# Håkon Robbestad Gylterud: Iterative multisets and sets in homotopy type theory

Date: 9. 1. 2017

Source: Mathematics and theoretical computing seminar

Source: Mathematics and theoretical computing seminar

Torek, 10. 1. 2017, od 12h do 14h, Plemljev seminar, Jadranska 19

University of Stockholm

**Abstract:**In 1977 Aczel [1] constructed a model of constructive set theory (CZF) in Martin-Löf’s dependent type theory. Aczel’s structure is a setoid — a type equipped with an equivalence relation on it. This talk starts out by giving an analysis of the identity type of the underlying type of Aczel’s setoid, relating it to the notion of a multiset.

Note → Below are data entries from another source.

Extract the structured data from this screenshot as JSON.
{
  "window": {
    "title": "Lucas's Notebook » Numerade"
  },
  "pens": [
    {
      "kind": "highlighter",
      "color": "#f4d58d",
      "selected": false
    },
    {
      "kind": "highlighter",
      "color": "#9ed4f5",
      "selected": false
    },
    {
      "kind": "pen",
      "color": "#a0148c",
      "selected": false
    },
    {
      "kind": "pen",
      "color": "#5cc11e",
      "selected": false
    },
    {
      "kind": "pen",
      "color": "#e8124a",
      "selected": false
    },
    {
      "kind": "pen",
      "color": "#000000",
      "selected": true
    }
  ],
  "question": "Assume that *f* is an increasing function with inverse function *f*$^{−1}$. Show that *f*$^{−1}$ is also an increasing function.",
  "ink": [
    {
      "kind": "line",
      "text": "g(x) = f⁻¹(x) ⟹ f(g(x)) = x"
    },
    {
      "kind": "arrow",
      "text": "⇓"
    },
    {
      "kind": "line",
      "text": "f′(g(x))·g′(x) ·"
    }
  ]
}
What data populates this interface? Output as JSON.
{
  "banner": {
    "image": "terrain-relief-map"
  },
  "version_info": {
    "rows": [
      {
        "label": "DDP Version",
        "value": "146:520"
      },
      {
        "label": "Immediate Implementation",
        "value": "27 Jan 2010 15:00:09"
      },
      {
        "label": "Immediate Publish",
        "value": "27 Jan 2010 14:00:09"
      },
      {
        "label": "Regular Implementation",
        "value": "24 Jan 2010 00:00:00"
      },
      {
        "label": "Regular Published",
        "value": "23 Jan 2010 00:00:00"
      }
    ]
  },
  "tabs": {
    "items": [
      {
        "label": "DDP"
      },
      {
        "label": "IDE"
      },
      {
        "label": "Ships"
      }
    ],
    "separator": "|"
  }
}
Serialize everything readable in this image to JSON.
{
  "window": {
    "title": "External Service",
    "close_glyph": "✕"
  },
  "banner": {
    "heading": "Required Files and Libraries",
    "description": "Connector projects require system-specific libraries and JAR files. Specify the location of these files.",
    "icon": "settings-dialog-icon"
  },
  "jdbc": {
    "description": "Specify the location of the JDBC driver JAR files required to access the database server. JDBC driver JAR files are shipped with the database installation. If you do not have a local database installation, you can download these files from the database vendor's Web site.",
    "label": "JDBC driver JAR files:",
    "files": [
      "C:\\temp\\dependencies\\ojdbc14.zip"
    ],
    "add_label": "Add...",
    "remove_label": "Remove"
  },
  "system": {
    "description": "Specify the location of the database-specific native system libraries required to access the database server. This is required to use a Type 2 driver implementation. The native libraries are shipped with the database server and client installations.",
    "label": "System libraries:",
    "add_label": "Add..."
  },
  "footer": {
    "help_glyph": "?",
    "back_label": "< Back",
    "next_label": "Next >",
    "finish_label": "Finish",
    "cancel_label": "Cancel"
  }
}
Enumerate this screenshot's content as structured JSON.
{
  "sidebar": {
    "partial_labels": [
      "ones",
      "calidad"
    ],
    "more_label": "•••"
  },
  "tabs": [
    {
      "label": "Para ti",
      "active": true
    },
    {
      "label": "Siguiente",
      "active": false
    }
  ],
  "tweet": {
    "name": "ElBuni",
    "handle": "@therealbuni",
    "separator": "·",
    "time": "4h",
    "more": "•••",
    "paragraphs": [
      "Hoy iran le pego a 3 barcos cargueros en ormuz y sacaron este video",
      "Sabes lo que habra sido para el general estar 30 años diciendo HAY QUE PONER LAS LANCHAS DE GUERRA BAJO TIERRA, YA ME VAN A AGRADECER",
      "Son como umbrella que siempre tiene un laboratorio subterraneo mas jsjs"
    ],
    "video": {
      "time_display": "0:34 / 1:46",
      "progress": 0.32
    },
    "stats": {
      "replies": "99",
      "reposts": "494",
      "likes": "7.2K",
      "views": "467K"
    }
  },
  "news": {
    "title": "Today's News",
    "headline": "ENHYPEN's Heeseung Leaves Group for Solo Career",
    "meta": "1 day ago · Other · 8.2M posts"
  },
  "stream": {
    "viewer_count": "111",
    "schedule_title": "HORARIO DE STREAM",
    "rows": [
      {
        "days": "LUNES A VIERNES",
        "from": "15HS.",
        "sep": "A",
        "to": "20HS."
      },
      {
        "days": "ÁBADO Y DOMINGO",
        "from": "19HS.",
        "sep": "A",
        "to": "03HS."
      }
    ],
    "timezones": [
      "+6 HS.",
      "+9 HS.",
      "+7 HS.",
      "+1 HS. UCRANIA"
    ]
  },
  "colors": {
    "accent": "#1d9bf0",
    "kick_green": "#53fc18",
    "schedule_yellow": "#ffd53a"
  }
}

This relationship serves as motivation for formulating several axioms for iterative multiset theory in type theory, and proving that Aczel’s type forms in a natural way a model of these. This model can then be used to construct a model of set theory, equivalent to the one presented in the book “Homotopy Type Theory” [2], but is less dependent upon on Higher Inductive Types in its formulation.

References:

[1]: Aczel, Peter (1978). “The Type Theoretic Interpretation of Constructive Set Theory”. In: Logic Colloquium ’77.

[2]: Univalent Foundations Programme (2013). “Homotopy type theory: Univelent foundations”.